Stuart partì per il suo terzo tentativo di attraversare l'Australia il 25 ottobre 1861. Questa spedizione fu chiamata la Grande spedizione esplorativa del Nord. Il gruppo era: John McDouall Stuart, William Darton Kekwick, Francis William Thring, William Patrick Auld, Stephen King Jnr., John William Billiatt, James Frew Jnr., Heath Nash, John Woodforde, John McGorrery e Frederick George Waterhouse.
McGorrey era un fabbro che sarebbe stato in grado di riparare le scarpe dei 78 cavalli del gruppo. Waterhouse era un naturalista che sarebbe stato in grado di tenere una nota scientifica delle loro scoperte. Stuart si ferì quando un cavallo rimase in piedi sulla mano destra e rimase indietro per un mese per riprendersi. Venne a conoscenza della morte di Burke e Wills a Cooper Creek.
Il gruppo lasciò Chambers Creek l'8 gennaio 1862, percorrendo tra i 30 e i 50 chilometri al giorno. Il passo veloce fece sì che nelle prime tre settimane morirono otto cavalli e Woodforde partì e tornò indietro. Stuart lasciò alcuni dei rifornimenti e tagliò la quantità che ogni uomo poteva mangiare. A Mount Hay, nell'Australia centrale, sono stati di nuovo attaccati dai guerrieri aborigeni, ma non sono stati all'altezza delle armi del gruppo e diversi potrebbero essere stati uccisi.
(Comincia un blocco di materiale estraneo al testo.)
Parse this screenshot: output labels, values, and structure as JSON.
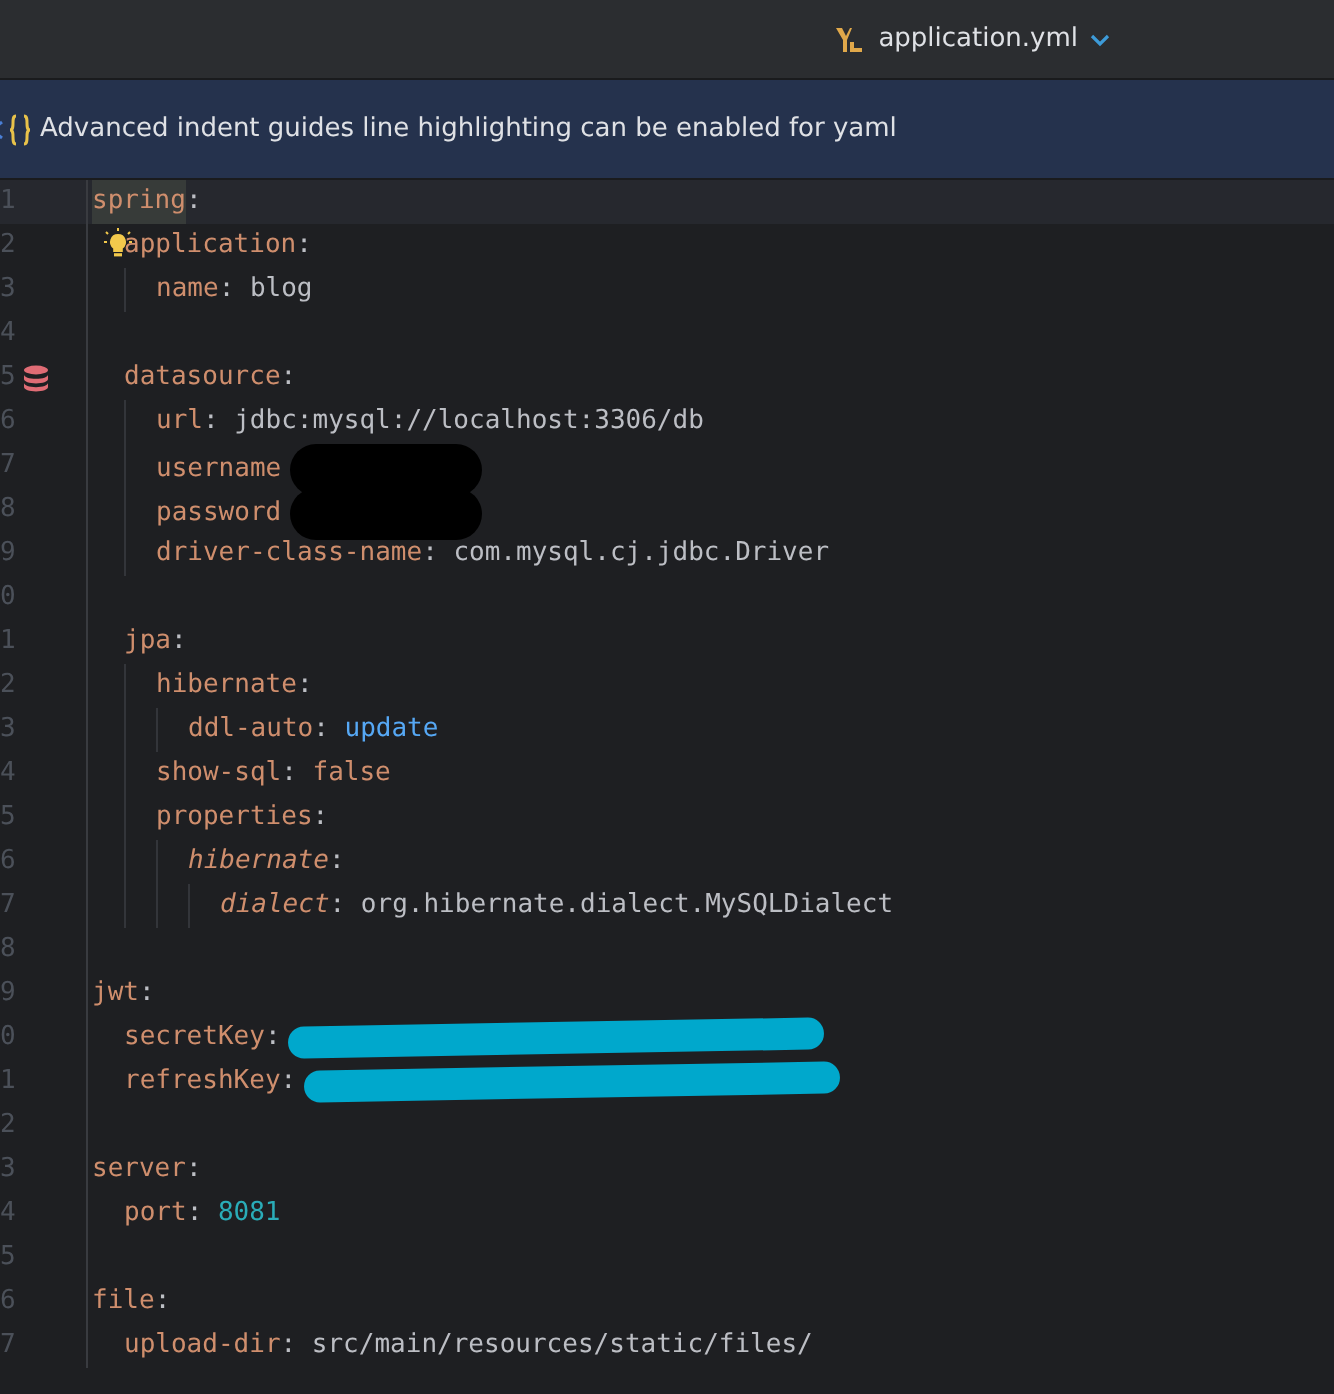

Hanno raggiunto Newcastle Waters in tre mesi, e poi si sono presi una settimana di riposo. Stuart trascorse le cinque settimane successive alla ricerca dell'acqua. Alla fine trovò una serie di pozzi, torrenti e fiumi che gli permisero di proseguire verso nord. Ha rinunciato a cercare di raggiungere il fiume Victoria. Quando arrivarono al fiume Roper, che era stato esplorato da Ludwig Leichhardt nel 1845, sapeva di poter andare facilmente ad ovest verso il Golfo di Carpentaria, ma scelse invece di proseguire verso nord. Auld disse più tardi che "...le zanzare e le mosche erano terribili. Le nostre mani, i nostri piedi e il nostro collo erano pieni di vesciche con i loro morsi". Attraversarono la terra di Arnhem, e fecero la strada lungo il confine dell'attuale Parco Nazionale di Kakadu. Seguirono il fiume Adelaide, ma quando il terreno divenne troppo morbido e fangoso, andarono più a nord verso il fiume Mary e alla fine raggiunsero il mare.
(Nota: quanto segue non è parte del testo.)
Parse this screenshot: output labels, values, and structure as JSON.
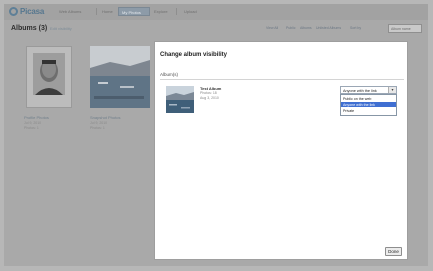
{
  "app": {
    "logo": "Picasa",
    "logo_suffix": "Web Albums"
  },
  "topbar": {
    "tabs": [
      {
        "label": "Home"
      },
      {
        "label": "My Photos"
      },
      {
        "label": "Explore"
      }
    ],
    "upload_label": "Upload"
  },
  "subbar": {
    "albums_title": "Albums (3)",
    "albums_link": "Edit visibility",
    "links": [
      "View All",
      "Public",
      "Albums",
      "Unlisted Albums",
      "Sort by",
      "Album name"
    ]
  },
  "albums": [
    {
      "name": "Profile Photos",
      "meta": [
        "Jul 9, 2010",
        "Photos: 1"
      ]
    },
    {
      "name": "Snapshot Photos",
      "meta": [
        "Jul 9, 2010",
        "Photos: 1"
      ]
    }
  ],
  "dialog": {
    "title": "Change album visibility",
    "section": "Album(s)",
    "album": {
      "name": "Test Album",
      "meta": [
        "Photos: 18",
        "Aug 3, 2010"
      ]
    },
    "select_value": "Anyone with the link",
    "options": [
      "Public on the web",
      "Anyone with the link",
      "Private"
    ],
    "selected_index": 1,
    "done_label": "Done"
  }
}
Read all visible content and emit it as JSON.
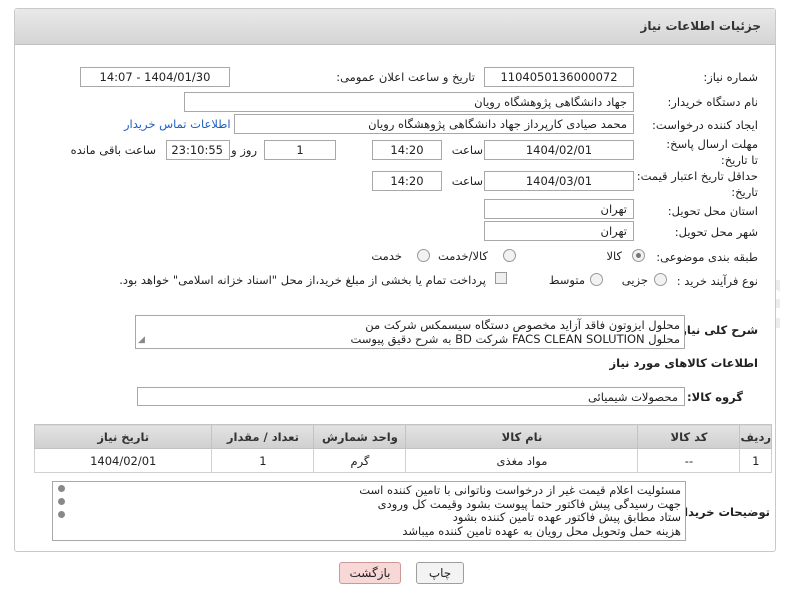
{
  "header": {
    "title": "جزئیات اطلاعات نیاز"
  },
  "form": {
    "need_number_label": "شماره نیاز:",
    "need_number": "1104050136000072",
    "announce_label": "تاریخ و ساعت اعلان عمومی:",
    "announce_value": "1404/01/30 - 14:07",
    "buyer_org_label": "نام دستگاه خریدار:",
    "buyer_org": "جهاد دانشگاهی پژوهشگاه رویان",
    "creator_label": "ایجاد کننده درخواست:",
    "creator": "محمد صیادی کارپرداز جهاد دانشگاهی پژوهشگاه رویان",
    "contact_link": "اطلاعات تماس خریدار",
    "reply_deadline_label": "مهلت ارسال پاسخ: تا تاریخ:",
    "reply_date": "1404/02/01",
    "time_label": "ساعت",
    "reply_time": "14:20",
    "day_value": "1",
    "day_and_label": "روز و",
    "remaining_time": "23:10:55",
    "remaining_label": "ساعت باقی مانده",
    "price_validity_label": "حداقل تاریخ اعتبار قیمت: تا تاریخ:",
    "price_date": "1404/03/01",
    "price_time": "14:20",
    "province_label": "استان محل تحویل:",
    "province": "تهران",
    "city_label": "شهر محل تحویل:",
    "city": "تهران",
    "category_label": "طبقه بندی موضوعی:",
    "category_options": [
      "کالا",
      "کالا/خدمت",
      "خدمت"
    ],
    "process_label": "نوع فرآیند خرید :",
    "process_options": [
      "جزیی",
      "متوسط"
    ],
    "payment_note": "پرداخت تمام یا بخشی از مبلغ خرید،از محل \"اسناد خزانه اسلامی\" خواهد بود."
  },
  "description": {
    "label": "شرح کلی نیاز:",
    "line1": "محلول ایزوتون فاقد آزاید مخصوص دستگاه سیسمکس شرکت من",
    "line2": "محلول FACS CLEAN SOLUTION     شرکت    BD به شرح دقیق پیوست"
  },
  "goods_info_title": "اطلاعات کالاهای مورد نیاز",
  "goods_group": {
    "label": "گروه کالا:",
    "value": "محصولات شیمیائی"
  },
  "table": {
    "headers": [
      "ردیف",
      "کد کالا",
      "نام کالا",
      "واحد شمارش",
      "تعداد / مقدار",
      "تاریخ نیاز"
    ],
    "rows": [
      [
        "1",
        "--",
        "مواد مغذی",
        "گرم",
        "1",
        "1404/02/01"
      ]
    ]
  },
  "buyer_notes": {
    "label": "توضیحات خریدار:",
    "lines": [
      "مسئولیت اعلام قیمت  غیر از درخواست وناتوانی با تامین کننده است",
      "جهت رسیدگی پیش فاکتور حتما پیوست بشود وقیمت کل ورودی",
      "ستاد مطابق پیش فاکتور عهده تامین کننده بشود",
      "هزینه حمل وتحویل محل رویان به عهده تامین کننده میباشد"
    ]
  },
  "buttons": {
    "print": "چاپ",
    "back": "بازگشت"
  },
  "colors": {
    "header_bg": "#dcdcdc",
    "link": "#1f5fbf",
    "back_btn": "#f8d7d7"
  }
}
Arrivarono al Golfo di Van Diemen il 24 luglio 1862. Su un ramo d'albero alto alzarono una bandiera della Union Jack con il nome di Stuart ricamato sopra, che era stata fatta dalla figlia di Chamber, Elizabeth. Il legno dell'albero, che da allora è stato distrutto, fa parte della collezione della Royal Geographical Society of South Australia. Il gruppo ha dovuto percorrere 3.400 km (2.113 miglia) per tornare ad Adelaide. Il cibo stava diventando scarso e il clima caldo significava che c'era poca acqua. Molti cavalli morirono e Stuart fu di nuovo costretto a lasciare l'attrezzatura. Waterhouse ha dovuto lasciare tutte le sue piante e gli animali raccolti con cura. Gli uomini erano molto affamati e anche fucilati e mangiavano dingo. Stuart era in cattive condizioni di salute ed era diventato cieco. Non poté parlare per diversi giorni e gli uomini pensarono che sarebbe morto. Non era in grado di cavalcare il suo cavallo, e fecero un letto con lunghi pali e coperte che si potevano portare tra due cavalli. Stuart fu trasportato per 960 km (597 mi) con questo metodo. dopo aver attraversato i MacDonnell Ranges, scoprirono che era caduta la pioggia e che c'era molta erba. Raggiunte le zone abitate, Stuart venne a sapere che il suo amico e compagno James Chambers era morto. Lasciò Kekwick a capo del gruppo e andò avanti con Auld. Salirono sul treno a Kapunda e arrivarono ad Adelaide il 17 dicembre 1862.
Stuart e il suo gruppo ricevettero un'accoglienza speciale ad Adelaide il 16 gennaio 1863. Si vestono con i loro vecchi abiti e si recano in città come eroi. Questo fu anche il giorno in cui Burke e Wills furono sepolti a Melbourne dopo il fallimento della loro spedizione.